The distribution challenges being faced by GPs has led AXA Investment Managers and W Capital Partners to join forces.

AXA IM agreed to acquire US-based secondaries shop W Capital Partners in early April. W Capital Partners, which focuses on GP-led and direct secondaries, will sit within AXA IM Prime, a €35 billion unit of AXA IM focused on private markets, including private equity, private debt, infrastructure and hedge funds.

W Capital Partners featured on Secondaries Investor’s 2023 SI 50 ranking and has accumulated $1.9 billion in AUM since its establishment in 2001.

The move will expand AXA IM Prime’s GP-led capacities at a time when GP-led secondaries have become a much-needed distribution avenue amid a slow exit environment, according to Pascal Christory, the unit’s CEO.

“We have reached a point where direct secondaries and GP solutions have become key strategies for GPs,” Christory told Secondaries Investor. “It’s precisely now that… GPs need solutions to refinance [their portfolio companies]. This opportunity is synonymous with high-quality, diversified portfolios, getting access to the best transactions with a discount and very limited idiosyncratic risk.”

Continuation vehicles were expected to account for 9 percent of total private equity distributions to LPs in 2023, according to mid-market investment bank Baird. The figure has seen a consistent annual increase since 2016 and is up from 5 percent in 2022.

“You have a contracting exit market and an exploding private equity market,” David Wachter, managing partner and co-founder of W Capital Partners, said. “Valuations have returned to a steady state, but GPs are facing more significant DPI challenges than ever before… [AXA IM and W Capital Partners’] shared view that GPs need more options for managing their portfolio and controlling their exits is what brought us together.”

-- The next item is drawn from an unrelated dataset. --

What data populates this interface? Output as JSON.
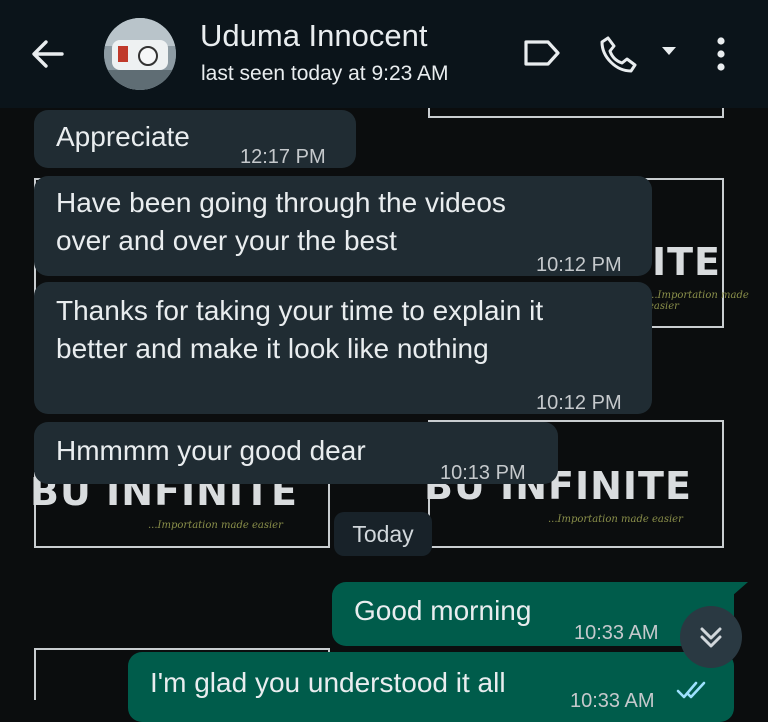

Inorganic push into GP-leds

AXA IM Prime has been building up its in-house private markets capabilities, including its offerings for GP stakes, NAV lending and secondaries. Last November, the firm hired Matthieu Ducharme from Northleaf Capital Partners to lead its private equity secondaries business, Secondaries Investor reported at the time.

Acquiring W Capital Partners will allow AXA IM to accelerate its presence in the secondaries market more quickly than it would by building up an internal team focused on GP-leds, according to a source familiar with the transaction. “You can do everything organically, but there’s the question of how fast you can scale an investment strategy. This timing element matters a lot.”

Structuring the deal wasn’t difficult for AXA IM given its prior experience in acquisitions, the source added. The real challenge was to find the right target given the scarcity of independent secondaries funds with some scale.

“Most of the large ones have been acquired,” the source said. A recent example is Salt Lake City-based real estate investment manager Bridge Investment Group, which acquired mid-market secondaries player Newbury Partners last year. Ares ManagementFranklin TempletonCVC Capital PartnersBrookfield Asset Management and PGIM have all made acquisitions of secondaries firms or business units in the past few years.

W Capital Partners has the right size and is a good “cultural fit” for AXA IM Prime, the source said.

Unlike other private market players that have also got into secondaries through acquisitions, AXA IM Prime isn’t a direct investor in private equity – a trait W Capital Partners plans to leverage in its future interactions with GPs, according to Wachter.

“It’s more challenging for secondary competitors with direct buyout strategies to be offering each other passive strategies with liquidity,” Wachter said. “What we can offer GPs is to serve as [a] partner that is not a competitor in the direct buyout market… We can get into dialogue with our GP partners in a very unique and specialised way.”